The basement of his home, which had once been a training space, was transformed into a workshop. He cleared the equipment, reinforced the walls with protective seals, and set up the arrays that would allow him to work efficiently. Shadow clones materialised around him, each one taking a station, each one beginning the careful process of inking seals onto prepared paper.
The workshop hummed with activity, the soft shush of brushes on paper, the occasional crackle of chakra as a seal was activated for testing. Renjiro moved among his clones, checking their work, correcting their form, ensuring that every seal met his exacting standards.
'When I leave the Uchiha compound, I'll need a bigger space. A proper workshop. Somewhere, I can scale up production, bring in assistants, and build something that can sustain itself.'
'One step at a time,' he reminded himself. 'The seal first. Then the council. Then the Hokage. Everything else can wait.'
---
Two weeks passed like water through fingers.
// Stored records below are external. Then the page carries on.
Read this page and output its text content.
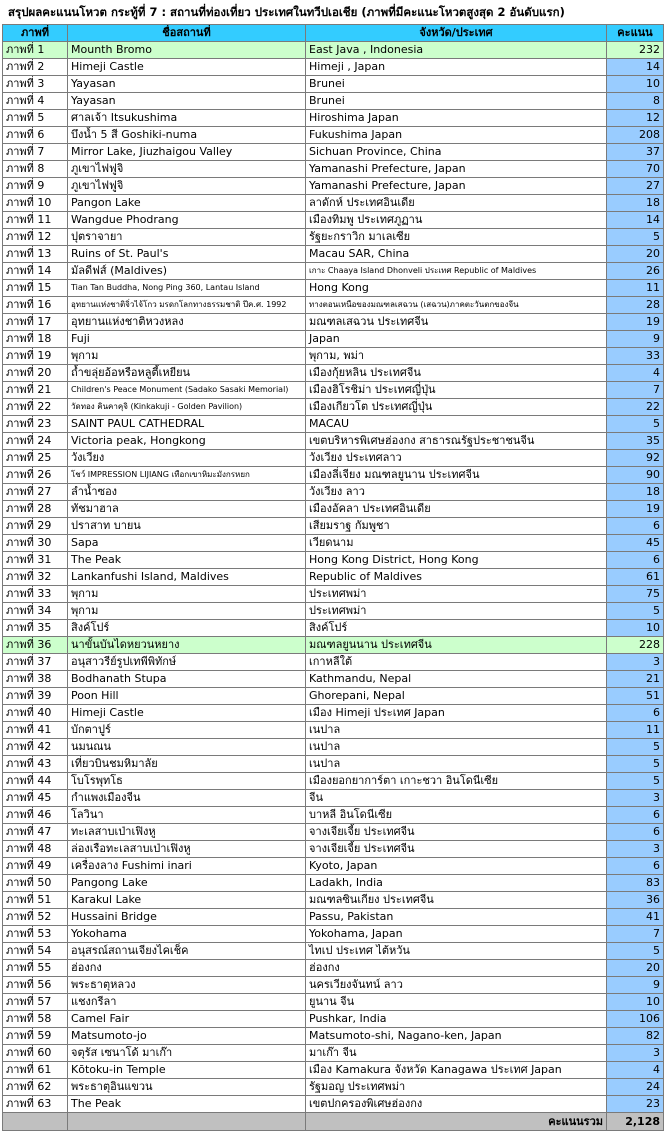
สรุปผลคะแนนโหวต กระทู้ที่ 7 : สถานที่ท่องเที่ยว ประเทศในทวีปเอเชีย (ภาพที่มีคะแนะโหวตสูงสุด 2 อันดับแรก)
ภาพที่	ชื่อสถานที่	จังหวัด/ประเทศ	คะแนน
ภาพที่ 1	Mounth Bromo	East Java , Indonesia	232
ภาพที่ 2	Himeji Castle	Himeji , Japan	14
ภาพที่ 3	Yayasan	Brunei	10
ภาพที่ 4	Yayasan	Brunei	8
ภาพที่ 5	ศาลเจ้า Itsukushima	Hiroshima Japan	12
ภาพที่ 6	บึงน้ำ 5 สี Goshiki-numa	Fukushima Japan	208
ภาพที่ 7	Mirror Lake, Jiuzhaigou Valley	Sichuan Province, China	37
ภาพที่ 8	ภูเขาไฟฟูจิ	Yamanashi Prefecture, Japan	70
ภาพที่ 9	ภูเขาไฟฟูจิ	Yamanashi Prefecture, Japan	27
ภาพที่ 10	Pangon Lake	ลาดักห์ ประเทศอินเดีย	18
ภาพที่ 11	Wangdue Phodrang	เมืองทิมพู ประเทศภูฏาน	14
ภาพที่ 12	ปุตราจายา	รัฐยะกราวิก มาเลเซีย	5
ภาพที่ 13	Ruins of St. Paul's	Macau SAR, China	20
ภาพที่ 14	มัลดีฟส์ (Maldives)	เกาะ Chaaya Island Dhonveli ประเทศ Republic of Maldives	26
ภาพที่ 15	Tian Tan Buddha, Nong Ping 360, Lantau Island	Hong Kong	11
ภาพที่ 16	อุทยานแห่งชาติจิ่วไจ้โกว มรดกโลกทางธรรมชาติ ปีค.ศ. 1992	ทางตอนเหนือของมณฑลเสฉวน (เสฉวน)ภาคตะวันตกของจีน	28
ภาพที่ 17	อุทยานแห่งชาติหวงหลง	มณฑลเสฉวน ประเทศจีน	19
ภาพที่ 18	Fuji	Japan	9
ภาพที่ 19	พุกาม	พุกาม, พม่า	33
ภาพที่ 20	ถ้ำขลุ่ยอ้อหรือหลูตี้เหยียน	เมืองกุ้ยหลิน ประเทศจีน	4
ภาพที่ 21	Children's Peace Monument (Sadako Sasaki Memorial)	เมืองฮิโรชิม่า ประเทศญี่ปุ่น	7
ภาพที่ 22	วัดทอง คินคาคุจิ (Kinkakuji - Golden Pavilion)	เมืองเกียวโต ประเทศญี่ปุ่น	22
ภาพที่ 23	SAINT PAUL CATHEDRAL	MACAU	5
ภาพที่ 24	Victoria peak, Hongkong	เขตบริหารพิเศษฮ่องกง สาธารณรัฐประชาชนจีน	35
ภาพที่ 25	วังเวียง	วังเวียง ประเทศลาว	92
ภาพที่ 26	โชว์ IMPRESSION LIJIANG เทือกเขาหิมะมังกรหยก	เมืองลี่เจียง มณฑลยูนาน ประเทศจีน	90
ภาพที่ 27	ลำน้ำซอง	วังเวียง ลาว	18
ภาพที่ 28	ทัชมาฮาล	เมืองอัคลา ประเทศอินเดีย	19
ภาพที่ 29	ปราสาท บายน	เสียมราฐ กัมพูชา	6
ภาพที่ 30	Sapa	เวียดนาม	45
ภาพที่ 31	The Peak	Hong Kong District, Hong Kong	6
ภาพที่ 32	Lankanfushi Island, Maldives	Republic of Maldives	61
ภาพที่ 33	พุกาม	ประเทศพม่า	75
ภาพที่ 34	พุกาม	ประเทศพม่า	5
ภาพที่ 35	สิงค์โปร์	สิงค์โปร์	10
ภาพที่ 36	นาขั้นบันไดหยวนหยาง	มณฑลยูนนาน ประเทศจีน	228
ภาพที่ 37	อนุสาวรีย์รูปเทพีพิทักษ์	เกาหลีใต้	3
ภาพที่ 38	Bodhanath Stupa	Kathmandu, Nepal	21
ภาพที่ 39	Poon Hill	Ghorepani, Nepal	51
ภาพที่ 40	Himeji Castle	เมือง Himeji ประเทศ Japan	6
ภาพที่ 41	บักตาปูร์	เนปาล	11
ภาพที่ 42	นมนณน	เนปาล	5
ภาพที่ 43	เที่ยวบินชมหิมาลัย	เนปาล	5
ภาพที่ 44	โบโรพุทโธ	เมืองยอกยาการ์ตา เกาะชวา อินโดนีเซีย	5
ภาพที่ 45	กำแพงเมืองจีน	จีน	3
ภาพที่ 46	โลวินา	บาหลี อินโดนีเซีย	6
ภาพที่ 47	ทะเลสาบเป่าเฟิงหู	จางเจียเจี้ย ประเทศจีน	6
ภาพที่ 48	ล่องเรือทะเลสาบเป่าเฟิงหู	จางเจียเจี้ย ประเทศจีน	3
ภาพที่ 49	เครื่องลาง Fushimi inari	Kyoto, Japan	6
ภาพที่ 50	Pangong Lake	Ladakh, India	83
ภาพที่ 51	Karakul Lake	มณฑลซินเกียง ประเทศจีน	36
ภาพที่ 52	Hussaini Bridge	Passu, Pakistan	41
ภาพที่ 53	Yokohama	Yokohama, Japan	7
ภาพที่ 54	อนุสรณ์สถานเจียงไคเช็ค	ไทเป ประเทศ ไต้หวัน	5
ภาพที่ 55	ฮ่องกง	ฮ่องกง	20
ภาพที่ 56	พระธาตุหลวง	นครเวียงจันทน์ ลาว	9
ภาพที่ 57	แชงกรีลา	ยูนาน จีน	10
ภาพที่ 58	Camel Fair	Pushkar, India	106
ภาพที่ 59	Matsumoto-jo	Matsumoto-shi, Nagano-ken, Japan	82
ภาพที่ 60	จตุรัส เซนาโด้ มาเก๊า	มาเก๊า จีน	3
ภาพที่ 61	Kōtoku-in Temple	เมือง Kamakura จังหวัด Kanagawa ประเทศ Japan	4
ภาพที่ 62	พระธาตุอินแขวน	รัฐมอญ ประเทศพม่า	24
ภาพที่ 63	The Peak	เขตปกครองพิเศษฮ่องกง	23
		คะแนนรวม	2,128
The village, which had been quiet and tense in the aftermath of Hiruzen's resignation, began to stir. The energy was different now—not the anxious anticipation of the unknown, but the focused preparation of people who knew that something important was about to happen.
Clans mobilized. Shinobi who had been scattered across the countryside returned to Konoha, their missions completed or postponed, their presence required for the council that would choose the next Hokage. The streets, which had been subdued, filled with movement—messengers running between compounds, aides carrying scrolls, the quiet, purposeful chaos of a village preparing for a transition of power.
Renjiro walked through it all with the calm detachment of someone who had already seen the future. He knew who would win. He knew what would come after.
But there were other things he did not know. Other variables he could not predict.
---
Kushina's home was quiet when he arrived. The afternoon light slanted through the windows, warm and golden, painting the room in shades of amber and honey. She was seated at the kitchen table, a cup of tea cooling before her, her red hair loose around her shoulders.
She looked up as he entered, and there was something in her expression—not surprise, exactly, but curiosity.
"Shouldn't you be at the Hokage building?" she asked. "The council meeting is starting soon."
Renjiro looked at her strangely, as if she had asked something absurd.
"Are you new to the concept of shadow clones?"